By Cai U. Ordinario & Bianca Cuaresma
Upside risks to inflation were top of mind among the economic managers on Friday, when the rate of change in prices edged still closer to zero in August to 0.6 percent from 0.8 percent in July.
This development prompted the Bangko Sentral ng Pilipinas (BSP) to drop yet again broad hints of an interest-rate adjustment sooner than some economists and observers anticipated, as year-to-date inflation averaged 1.7 percent or even lower than the 2-percent floor of the year’s target range.
“We will make adjustments to policy, if needed, to ensure just enough liquidity in the market so the favorable inflation path is sustained,” BSP Governor Amando M. Tetangco Jr. told financial journalists.
“We will continue to monitor developments in global oil prices, track El Niño, as well as coordinate with relevant agencies of government on mitigants to El Niño’s adverse impact. We are also mindful of global developments and their effects on domestic liquidity,” he quickly added.

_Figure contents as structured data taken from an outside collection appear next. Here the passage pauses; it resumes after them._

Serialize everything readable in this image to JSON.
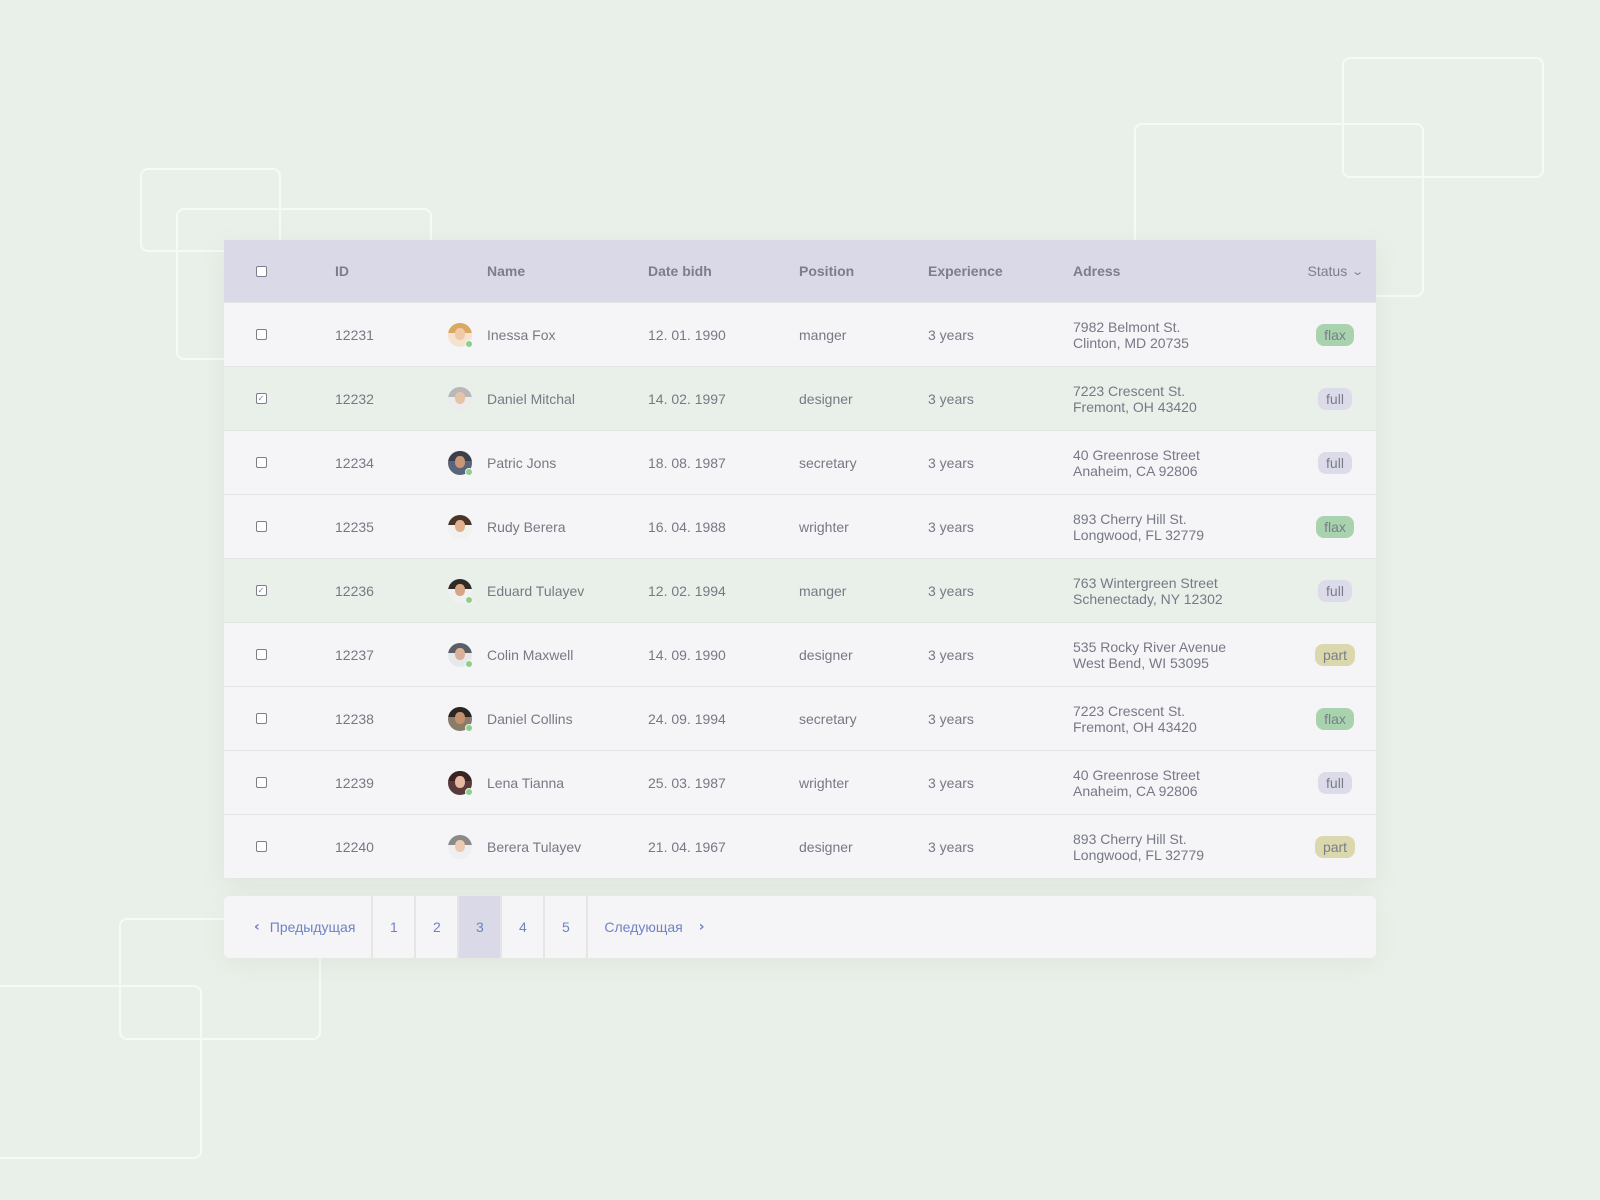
{
  "colors": {
    "background": "#e9f0e9",
    "header_bg": "#d9d9e8",
    "row_bg": "#f5f5f7",
    "selected_row_bg": "#e9f0e9",
    "link_blue": "#6f82c4",
    "badge_flax": "#a9d3ae",
    "badge_full": "#dcdbe9",
    "badge_part": "#dcd8ad"
  },
  "table": {
    "headers": {
      "id": "ID",
      "name": "Name",
      "date": "Date bidh",
      "position": "Position",
      "experience": "Experience",
      "address": "Adress",
      "status": "Status"
    },
    "status_sort_icon": "chevron-down-icon",
    "rows": [
      {
        "checked": false,
        "id": "12231",
        "name": "Inessa Fox",
        "date": "12. 01. 1990",
        "position": "manger",
        "experience": "3 years",
        "address_line1": "7982 Belmont St.",
        "address_line2": "Clinton, MD 20735",
        "status": "flax"
      },
      {
        "checked": true,
        "id": "12232",
        "name": "Daniel Mitchal",
        "date": "14. 02. 1997",
        "position": "designer",
        "experience": "3 years",
        "address_line1": "7223 Crescent St.",
        "address_line2": "Fremont, OH 43420",
        "status": "full"
      },
      {
        "checked": false,
        "id": "12234",
        "name": "Patric Jons",
        "date": "18. 08. 1987",
        "position": "secretary",
        "experience": "3 years",
        "address_line1": "40 Greenrose Street",
        "address_line2": "Anaheim, CA 92806",
        "status": "full"
      },
      {
        "checked": false,
        "id": "12235",
        "name": "Rudy Berera",
        "date": "16. 04. 1988",
        "position": "wrighter",
        "experience": "3 years",
        "address_line1": "893 Cherry Hill St.",
        "address_line2": "Longwood, FL 32779",
        "status": "flax"
      },
      {
        "checked": true,
        "id": "12236",
        "name": "Eduard Tulayev",
        "date": "12. 02. 1994",
        "position": "manger",
        "experience": "3 years",
        "address_line1": "763 Wintergreen Street",
        "address_line2": "Schenectady, NY 12302",
        "status": "full"
      },
      {
        "checked": false,
        "id": "12237",
        "name": "Colin Maxwell",
        "date": "14. 09. 1990",
        "position": "designer",
        "experience": "3 years",
        "address_line1": "535 Rocky River Avenue",
        "address_line2": "West Bend, WI 53095",
        "status": "part"
      },
      {
        "checked": false,
        "id": "12238",
        "name": "Daniel Collins",
        "date": "24. 09. 1994",
        "position": "secretary",
        "experience": "3 years",
        "address_line1": "7223 Crescent St.",
        "address_line2": "Fremont, OH 43420",
        "status": "flax"
      },
      {
        "checked": false,
        "id": "12239",
        "name": "Lena Tianna",
        "date": "25. 03. 1987",
        "position": "wrighter",
        "experience": "3 years",
        "address_line1": "40 Greenrose Street",
        "address_line2": "Anaheim, CA 92806",
        "status": "full"
      },
      {
        "checked": false,
        "id": "12240",
        "name": "Berera Tulayev",
        "date": "21. 04. 1967",
        "position": "designer",
        "experience": "3 years",
        "address_line1": "893 Cherry Hill St.",
        "address_line2": "Longwood, FL 32779",
        "status": "part"
      }
    ]
  },
  "avatars": [
    {
      "hair": "#d9a862",
      "skin": "#f2c9a8",
      "bg": "#f4e3cf",
      "online": true
    },
    {
      "hair": "#b8b8b8",
      "skin": "#e8c4a6",
      "bg": "#ececec",
      "online": false
    },
    {
      "hair": "#3a3f4a",
      "skin": "#c99676",
      "bg": "#59657a",
      "online": true
    },
    {
      "hair": "#4a3528",
      "skin": "#e2b08f",
      "bg": "#f1f1f1",
      "online": false
    },
    {
      "hair": "#2f2a26",
      "skin": "#d7a585",
      "bg": "#f0f0f0",
      "online": true
    },
    {
      "hair": "#5a5e66",
      "skin": "#d9b196",
      "bg": "#e6e8ea",
      "online": true
    },
    {
      "hair": "#2b2621",
      "skin": "#c2906d",
      "bg": "#8a7c6a",
      "online": true
    },
    {
      "hair": "#3a2222",
      "skin": "#e7b79f",
      "bg": "#5a3a3a",
      "online": true
    },
    {
      "hair": "#8a8a8a",
      "skin": "#ecc9b0",
      "bg": "#efeff2",
      "online": false
    }
  ],
  "pagination": {
    "prev_label": "Предыдущая",
    "next_label": "Следующая",
    "pages": [
      "1",
      "2",
      "3",
      "4",
      "5"
    ],
    "current": "3"
  }
}
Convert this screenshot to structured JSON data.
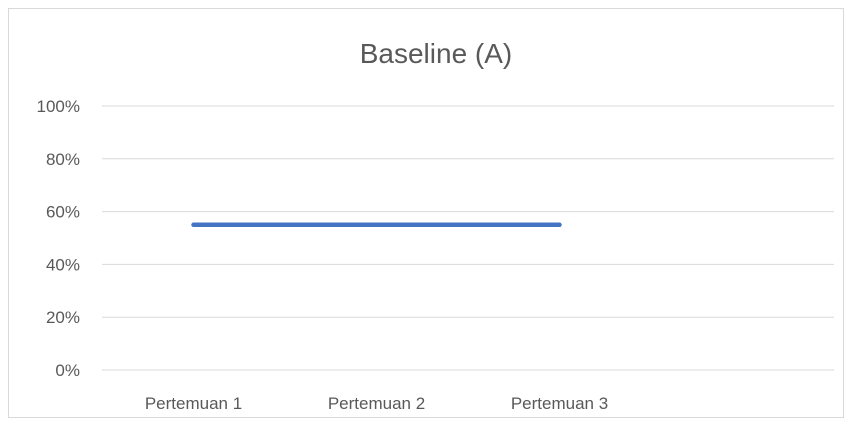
{
  "chart_data": {
    "type": "line",
    "title": "Baseline (A)",
    "xlabel": "",
    "ylabel": "",
    "categories": [
      "Pertemuan 1",
      "Pertemuan 2",
      "Pertemuan 3"
    ],
    "series": [
      {
        "values": [
          55,
          55,
          55
        ],
        "color": "#4472c4"
      }
    ],
    "ylim": [
      0,
      100
    ],
    "y_ticks": [
      0,
      20,
      40,
      60,
      80,
      100
    ],
    "y_tick_labels": [
      "0%",
      "20%",
      "40%",
      "60%",
      "80%",
      "100%"
    ],
    "x_slots": 4,
    "grid": true,
    "legend": "none"
  }
}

Tetangco’s comments highlighted a barely perceptible shift in tone that, for economists and observers, represent forward guidance on monetary policy down the line.
“I think the governor struck a rather hawkish tone, hinting that he looks to get a hold of liquidity in the system,” Nicholas Antonio Mapa, research officer at the Bank of the Philippine Islands, said quickly in reaction.
At the National Economic and Development Authority (Neda), Economic Planning Secretary Arsenio M. Balisacan gave ample warning the El Niño weather disturbances could cause a significant increase in commodity prices toward year-end up to next year.
The Philippine Statistics Authority reported on Friday that inflation hit an all-time low of 0.6 percent in August 2015 from 0.8 percent in the previous month. Inflation a year earlier averaged 4.9 percent. Balisacan said the El Niño, likely extending to 2016, could ramp up prices anew.
“We need to reinforce our El Niño preparations to ensure food security. The strong collaboration of the national government, local government units and the private sector is essential to the success of efforts to mitigate the effects of El Niño,” Balisacan said.
The Neda is now spearheading task force El Niño and has started drafting a road map to address the impact of El Niño or RAIN.
“The careful use of the phrase ‘just enough’ belies his hawkish tone, as in the past he’s generally been accustomed to use words such as ‘ample,’ but his choice may show that he feels he needs to get a better hold of the bevy of liquidity in the system,” Mapa said of Tetangco, pointing out that the pace of expansion in liquidity has slowed to only 8.6 percent in July and considered quite “healthy” in absolute peso terms.
Mapa reiterated Tetangco’s comments hinted strongly of a shift in policy over the near term and likely to become more emphatic going forward.
“[The] Governor has been known to carefully plan and telegraph his moves well in advance, and this may be the first salvo in his message to the market,” Mapa said.
He also said a tightening makes sense, since this was in line with the anticipated US Federal rate hike, preparations for the implementation of a so-called interest-rate corridor next year, as well as a preemptive move against forecast higher inflation in the coming months as El Niño intensifies and as so-called base effects wane.
In August the Neda said downward price pressures in food, energy and oil rates helped limit inflation to no more than 0.6 percent, representing an all-time low.
At the national level, the housing, water, electricity, gas and other fuels index declined by 1.7 percent, while the transport index recorded a decline of 0.6 percent in August.
Apart from cheaper fuel and utility prices, food prices also slowed in August. Data showed that the food index alone slowed to 1.1 percent in August from 8.7 percent last year.